Not The Protest I Expected

I just got back from another trip to Westminster, and I think it’s fair to say that I’m absolutely furious. I went up there again today, this time to check out the protests about the assisted dying bill. To be honest I don’t have that strong an opinion on the issue as I can see both sides of the argument, but by and large I share the fear that it could lead to vulnerable and disabled people being pressured into ending their lives.

I got to Parliament Square to find it slightly quieter than I had been expecting: this event obviously wasn’t as big as the last one I had been to up there. It took me a while to find the protest, slightly along the road from the Houses of Parliament. When I did, though, I was almost instantly appalled. I had been expecting to find plenty of my fellow disabled people, but instead the action was peopled by able-bodied religious nutcases! There were speeches being made about how this act would go against the will of god, the commandments and everything. While disabled people and our rights were mentioned once or twice, the emphasis seemed to be on religion, particularly Christianity. To begin with I could just about tolerate it, but when the lady speaking invited everyone to pray I had had enough.

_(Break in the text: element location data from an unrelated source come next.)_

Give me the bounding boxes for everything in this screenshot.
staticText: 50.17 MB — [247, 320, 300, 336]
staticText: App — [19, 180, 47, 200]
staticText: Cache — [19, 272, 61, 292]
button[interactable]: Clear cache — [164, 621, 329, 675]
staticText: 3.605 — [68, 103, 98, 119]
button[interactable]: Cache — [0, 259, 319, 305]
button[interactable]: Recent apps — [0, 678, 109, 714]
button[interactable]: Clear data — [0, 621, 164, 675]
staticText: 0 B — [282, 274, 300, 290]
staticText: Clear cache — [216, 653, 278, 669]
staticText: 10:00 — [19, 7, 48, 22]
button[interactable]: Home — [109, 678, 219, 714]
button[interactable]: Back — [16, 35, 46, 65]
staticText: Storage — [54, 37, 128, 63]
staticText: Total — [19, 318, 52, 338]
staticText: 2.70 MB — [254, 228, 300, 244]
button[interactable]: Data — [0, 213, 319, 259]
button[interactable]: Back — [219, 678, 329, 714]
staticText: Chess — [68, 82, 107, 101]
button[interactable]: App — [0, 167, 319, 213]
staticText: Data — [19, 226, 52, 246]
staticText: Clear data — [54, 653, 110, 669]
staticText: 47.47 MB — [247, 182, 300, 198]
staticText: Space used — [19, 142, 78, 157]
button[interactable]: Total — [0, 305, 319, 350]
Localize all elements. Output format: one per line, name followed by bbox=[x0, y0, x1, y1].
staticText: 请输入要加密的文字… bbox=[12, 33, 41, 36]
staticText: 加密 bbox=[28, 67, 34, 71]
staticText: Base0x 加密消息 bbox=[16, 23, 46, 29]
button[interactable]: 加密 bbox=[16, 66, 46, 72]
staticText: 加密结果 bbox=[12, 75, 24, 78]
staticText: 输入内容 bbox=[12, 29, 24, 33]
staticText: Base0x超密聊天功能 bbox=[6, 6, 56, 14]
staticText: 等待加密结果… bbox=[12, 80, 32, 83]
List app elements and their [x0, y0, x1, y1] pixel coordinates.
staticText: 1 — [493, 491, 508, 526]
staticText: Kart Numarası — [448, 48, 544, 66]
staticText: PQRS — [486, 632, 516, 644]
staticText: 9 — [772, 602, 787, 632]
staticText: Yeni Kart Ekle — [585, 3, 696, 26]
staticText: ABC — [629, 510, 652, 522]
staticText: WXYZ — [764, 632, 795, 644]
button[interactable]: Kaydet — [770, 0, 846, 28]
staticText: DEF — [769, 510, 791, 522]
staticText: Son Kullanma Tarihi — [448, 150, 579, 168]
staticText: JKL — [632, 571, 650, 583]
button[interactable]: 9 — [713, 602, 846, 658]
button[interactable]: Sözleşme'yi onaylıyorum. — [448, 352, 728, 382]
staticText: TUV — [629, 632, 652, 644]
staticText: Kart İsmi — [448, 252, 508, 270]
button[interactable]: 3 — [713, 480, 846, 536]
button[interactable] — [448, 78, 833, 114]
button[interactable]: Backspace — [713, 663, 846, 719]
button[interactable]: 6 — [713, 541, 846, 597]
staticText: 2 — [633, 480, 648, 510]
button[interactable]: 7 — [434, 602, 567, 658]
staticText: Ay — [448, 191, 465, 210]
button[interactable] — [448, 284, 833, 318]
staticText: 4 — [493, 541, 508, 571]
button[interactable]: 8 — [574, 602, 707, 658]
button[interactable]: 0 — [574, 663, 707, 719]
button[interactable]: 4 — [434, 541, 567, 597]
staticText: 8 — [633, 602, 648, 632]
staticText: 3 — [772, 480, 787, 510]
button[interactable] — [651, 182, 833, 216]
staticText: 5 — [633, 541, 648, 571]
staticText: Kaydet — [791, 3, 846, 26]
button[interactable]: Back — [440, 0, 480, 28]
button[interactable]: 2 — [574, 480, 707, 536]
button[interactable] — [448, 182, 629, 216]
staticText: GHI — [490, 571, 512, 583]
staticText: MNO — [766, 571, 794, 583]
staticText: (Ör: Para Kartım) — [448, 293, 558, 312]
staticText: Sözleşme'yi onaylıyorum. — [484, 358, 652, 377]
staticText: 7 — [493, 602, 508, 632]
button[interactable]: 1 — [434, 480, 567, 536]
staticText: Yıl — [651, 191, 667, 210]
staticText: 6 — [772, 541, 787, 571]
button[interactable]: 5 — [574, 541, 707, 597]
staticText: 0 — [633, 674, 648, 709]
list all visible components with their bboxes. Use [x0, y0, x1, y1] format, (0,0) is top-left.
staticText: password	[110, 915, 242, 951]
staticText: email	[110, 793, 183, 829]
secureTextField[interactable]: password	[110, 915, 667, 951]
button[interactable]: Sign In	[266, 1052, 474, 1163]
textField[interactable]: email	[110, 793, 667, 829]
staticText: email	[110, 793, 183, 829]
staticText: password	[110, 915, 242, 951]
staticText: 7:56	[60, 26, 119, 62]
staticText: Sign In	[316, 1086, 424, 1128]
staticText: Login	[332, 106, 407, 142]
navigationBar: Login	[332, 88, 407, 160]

Political protests are, by their very definition, political; and religion has no place whatsoever in politics. These people were close imposing their religious views on quite a critical issue, and essentially using it to promote their anachronistic belief system. You don’t need to believe in any gods to be concerned about what might arise from this change in the law, and that, sooner or later vulnerable people may start feeling pressured into opting to end their lives when they otherwise might not. That would strike anyone with a grain of human decency as problematic. Yet the people there were trying to make it seem like an entirely religious issue, and that they were acting on behalf of their god.

I have written many entries on here about what I think about religion: it is a harmful, dangerous anachronism which humanity needs to outgrow. Thus to find these people there, usurping the issue at hand for their idiotic belief system, really pissed me off. Fortunately the event was drawing to a clear by the time I got there, but it really pissed me off to see it being hijacked like that. This is quite a sensitive political issue: it needs to be dealt with rationally and thoughtfully, not by people who derive their entire worldview from a set of bronze age fairytales.

Welby’s Opinions are Irrelevant

I really wish Justin Welby and guys like him would keep their opinions to themselves, and stop trying to intrude into UK politics. I just heard that Welby has spoken out against the Assisted Dying Bill, saying that it was the beginning of a ‘slippery slope’ to something far darker. Now, I am more or less on the fence when it comes to assisted suicide: yes, people should have a right to choose what to do with their lives; but I also think such bills open up dangers and risks which need to be guarded against. That isn’t what has got me agitated this morning though. What I find offensive is that Welby thinks he has a right to interfere in UK politics, simply because he calls himself a reverend. I know I’ve written about this before, quite a few times, but it really angers me how some people think their religion awards them as much authority as elected politicians. Welby wasn’t elected by the public, he doesn’t have any relevant qualification which would make his views on the subject especially pertinent; he just thinks his religion gives him the right to tell the rest of us how to live our lives. I find that profoundly arrogant and insulting. Quite frankly, Welby should just be ignored, as we would ignore any other nutcase who claims he has an invisible imaginary friend telling them what to say.